This entry was written by Jeremy Adam Smith, the author of The Daddy Shift: How Stay-at-Home Dads, Breadwinning Moms, and Shared Parenting are Transforming the American Family, from which this piece is adapted. His is also the founder of the blog Daddy Dialectic.
Today, a third of wives earn more than their husbands. Eighty percent of mothers work. Meanwhile, 80% of the people being laid off in the current recession are men. Pay gaps persist between mothers and childless women—as well as between women and men—but the female breadwinner is here to stay.
And yet when I traveled around the country interviewing breadwinning moms for my new book, The Daddy Shift, I found that many of them were struggling with their role. “I feel happy at my job,” said Oakland mom Rachelle. “But all things considered, I’d give it up and stay home with [my son]. And that’s strange. I didn’t realize that I’d feel that way.” She was shocked to find herself feeling jealous of her stay-at-home husband.
Rachelle isn’t alone. In a 2007 essay for the New York Times, M. P. Dunleavey wrote that breadwinning moms “are seething—with uncertainty, resentment, anxiety and frustration.” While her own husband “cooks, cleans, shops and takes care of our son,” Dunleavey said that she was filled with “terror that I’ll be the breadwinner forever.”
The roots of this discomfort are not hard to understand. A series of studies by sociologist Joseph Pleck found that the more a mother is involved with the worker role, the less time she feels she has to enact the mother role. But this result did not apply to fathers, despite the fact that fathers reported working twice as many hours on average as mothers did. “These findings suggest that although caregiving and breadwinning behaviors may be competitively organized [internally] for mothers, they are not for fathers,” writes Pleck.
In other words, fathers tend to see breadwinning as part of parenting, while many mothers see working as a separate activity that takes time away from their children. These feelings are products of a sexual division of labor that is centuries old; they explain why both stay-at-home dads and their breadwinning wives struggle with feelings of inadequacy, even as they continue to grow into new roles.
But those struggles, I discovered, are only half the story. Many career-oriented women marry men who become primary caregivers, and they are extremely happy with the arrangement. What’s their secret? In an age when gender roles are open to negotiation, the first trick, I found, is to identify what you want and find a partner who knows what he or she wants, bargain openly for roles as changes like parenthood loom, and clearly identify what strengths each partner brings to the table.

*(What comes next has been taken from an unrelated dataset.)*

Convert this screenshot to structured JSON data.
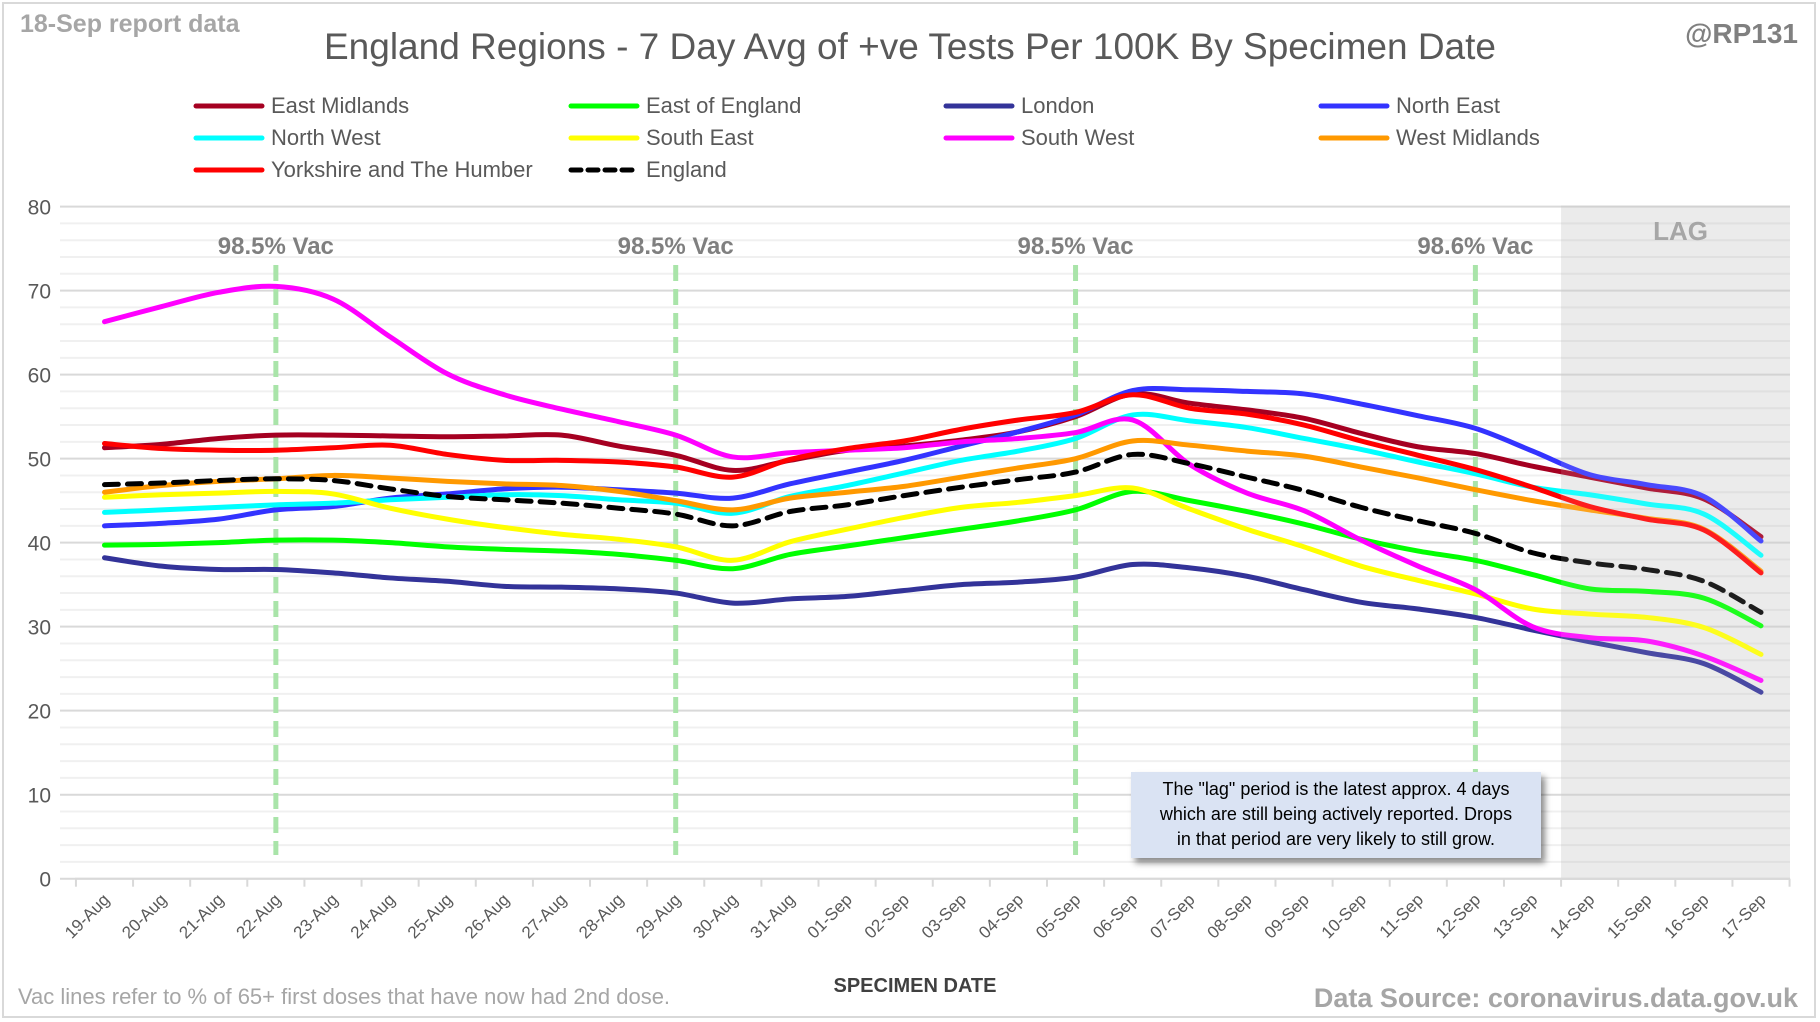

I saw this principle in action with Chicago parents Misun and Kent Hoffman. Misun made it clear at the outset of the relationship that she wanted children but that she also wanted to pursue her career, and Kent responded that he wanted to raise the children himself if she would support him. If the couple had not been able to arrive at this arrangement, Kent and Misun both told me, the relationship would not have gotten to the next stage.
It’s a discussion that every modern couple must have. If the sexual division of labor is indeed in the early stages of dissolving and gender roles are up for grabs—which I argue is the case—couples must put their respective assumptions and innermost desires on the table. When they do not do this, the silence can become a liability in their marriages. Misun and Kent did, and it became a source of strength. And after the children were born, Kent was grateful for his wife’s success as a provider, and Misun expressed appreciation for her husband’s unique contributions as a caregiver.
This is also true of another Oakland couple, Gopal and Martha. “I’ve always wanted to be a father, since I was a teenager,” Gopal told me. “There was definitely an understanding that we would share parenting. I always knew that I wanted to stay home and she always knew that.” This combination of self-knowledge and honesty created the basis for a successful reverse-traditional partnership. “Having a partner who stays home helps tremendously,” said Martha, a public school teacher. “It’s easy to play the game of the overworked mother, but I’m not an overworked mother, because Gopal takes on so much care.”
In short, here’s the formula for successful reverse-traditional families, especially those created by an unexpected layoff: prizing time with children and seeing the value in Dad learning to take care of the kids; respecting each other’s roles, both breadwinning and caregiving; being grateful to each other’s contributions; and being able to articulate what you’re gaining through a reverse-traditional arrangement, even when it’s involuntary.
The definition of fatherhood has expanded to encompass a capacity for caregiving, just as motherhood has expanded to include breadwinning. This expansion can create stress and unhappiness. But as I hope the stories in The Daddy Shift reveal, it doesn’t have to be that way. When parents like Gopal and Martha embrace their roles, it creates new examples—and new possibilities—for all of us.